4.2 - Le message de l’évangile

« Le Dieu de paix a ramené d’entre les morts le grand pasteur des brebis, dans [la puissance du] sang de l’alliance éternelle » (Héb. 13:20). Il est désormais en mesure de prêcher la paix aux hommes partout dans le monde. La paix qu’il proclame n’est pas un simple soporifique pour la conscience, mais la connaissance bénie que tout a été définitivement réglé par son sang expiatoire et que, par conséquent, toute crainte a été dissipée pour toujours. « Il est notre paix » dit l’apôtre. Le fait même qu’il soit maintenant accepté dans les cieux est la preuve publique que le chemin vers Dieu a été ouvert une fois pour toutes pour ceux qui croient en son nom.

5 - La paix avec Dieu est un don, non pas une œuvre humaine

D’où l’absurdité de demander à un homme de faire la paix avec Dieu. La chose est impossible. Aucun homme ne peut se débarrasser par lui-même d’un seul péché.

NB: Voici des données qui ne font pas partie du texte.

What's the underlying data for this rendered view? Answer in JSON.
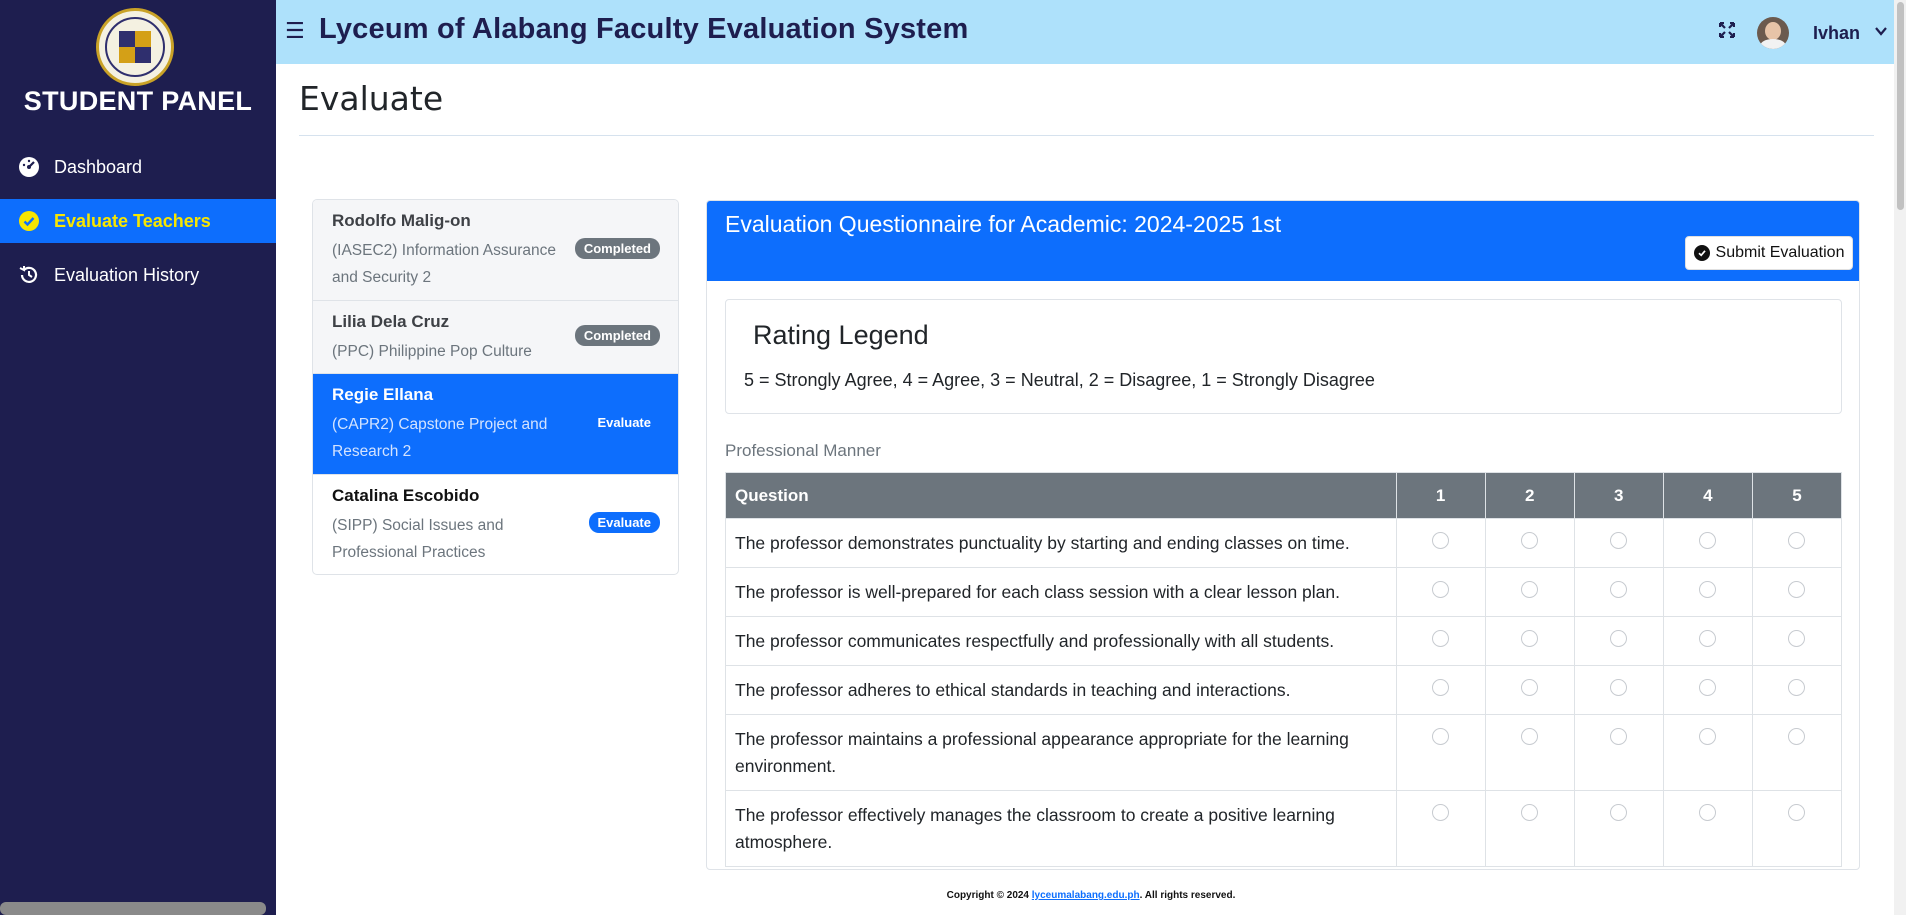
{
  "sidebar": {
    "panel_title": "STUDENT PANEL",
    "items": [
      {
        "label": "Dashboard",
        "icon": "gauge-icon"
      },
      {
        "label": "Evaluate Teachers",
        "icon": "check-circle-icon",
        "active": true
      },
      {
        "label": "Evaluation History",
        "icon": "history-icon"
      }
    ]
  },
  "header": {
    "title": "Lyceum of Alabang Faculty Evaluation System",
    "user_name": "Ivhan"
  },
  "page": {
    "title": "Evaluate"
  },
  "teachers": [
    {
      "name": "Rodolfo Malig-on",
      "course": "(IASEC2) Information Assurance and Security 2",
      "status": "Completed"
    },
    {
      "name": "Lilia Dela Cruz",
      "course": "(PPC) Philippine Pop Culture",
      "status": "Completed"
    },
    {
      "name": "Regie Ellana",
      "course": "(CAPR2) Capstone Project and Research 2",
      "status": "Evaluate"
    },
    {
      "name": "Catalina Escobido",
      "course": "(SIPP) Social Issues and Professional Practices",
      "status": "Evaluate"
    }
  ],
  "questionnaire": {
    "title": "Evaluation Questionnaire for Academic: 2024-2025 1st",
    "submit_label": "Submit Evaluation",
    "legend_title": "Rating Legend",
    "legend_text": "5 = Strongly Agree, 4 = Agree, 3 = Neutral, 2 = Disagree, 1 = Strongly Disagree",
    "section": "Professional Manner",
    "columns": [
      "Question",
      "1",
      "2",
      "3",
      "4",
      "5"
    ],
    "questions": [
      "The professor demonstrates punctuality by starting and ending classes on time.",
      "The professor is well-prepared for each class session with a clear lesson plan.",
      "The professor communicates respectfully and professionally with all students.",
      "The professor adheres to ethical standards in teaching and interactions.",
      "The professor maintains a professional appearance appropriate for the learning environment.",
      "The professor effectively manages the classroom to create a positive learning atmosphere."
    ]
  },
  "footer": {
    "prefix": "Copyright © 2024 ",
    "link": "lyceumalabang.edu.ph",
    "suffix": ". All rights reserved."
  },
  "colors": {
    "sidebar_bg": "#1e1e4f",
    "header_bg": "#aee1fb",
    "primary": "#0d6efd",
    "active_text": "#f7e600",
    "table_head": "#6c757d"
  }
}
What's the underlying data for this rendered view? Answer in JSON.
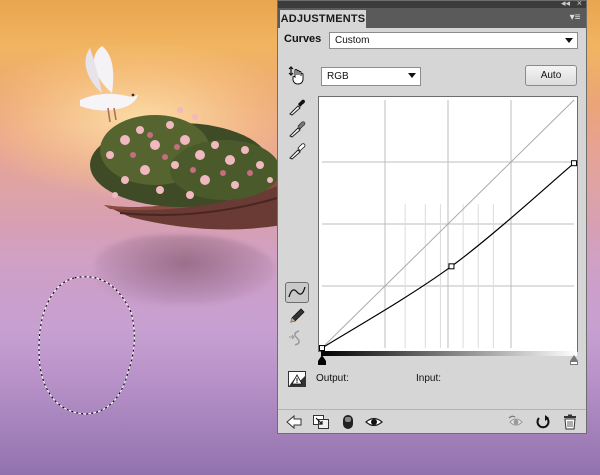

6 - Le moyen d’être en paix avec Dieu

Mais en vérité, il n’y a pas de paix à faire. Christ a « fait la paix par le sang de sa croix » (Col. 1:20), et il le proclame maintenant à tous dans l’évangile par le Saint-Esprit envoyé du ciel. Il « a été livré pour nos fautes et a été ressuscité pour notre justification. Ayant donc été justifiés sur le principe de la foi, nous avons la paix avec Dieu par notre Seigneur Jésus Christ » (Rom. 4:25 ; 5:1).

Voulez-vous être en paix avec Dieu ? Il est bon d’être en paix avec nos semblables, de sentir, lorsque nous marchons dans la rue, qu’il n’y a aucune inimitié entre nous et qui que ce soit ; mais il est bien meilleur d’être en paix avec notre Dieu. Cette heureuse position peut être réalisée aujourd’hui par tous ceux qui s’humilient aux pieds de Jésus et consentent à être sauvés par la grâce seule.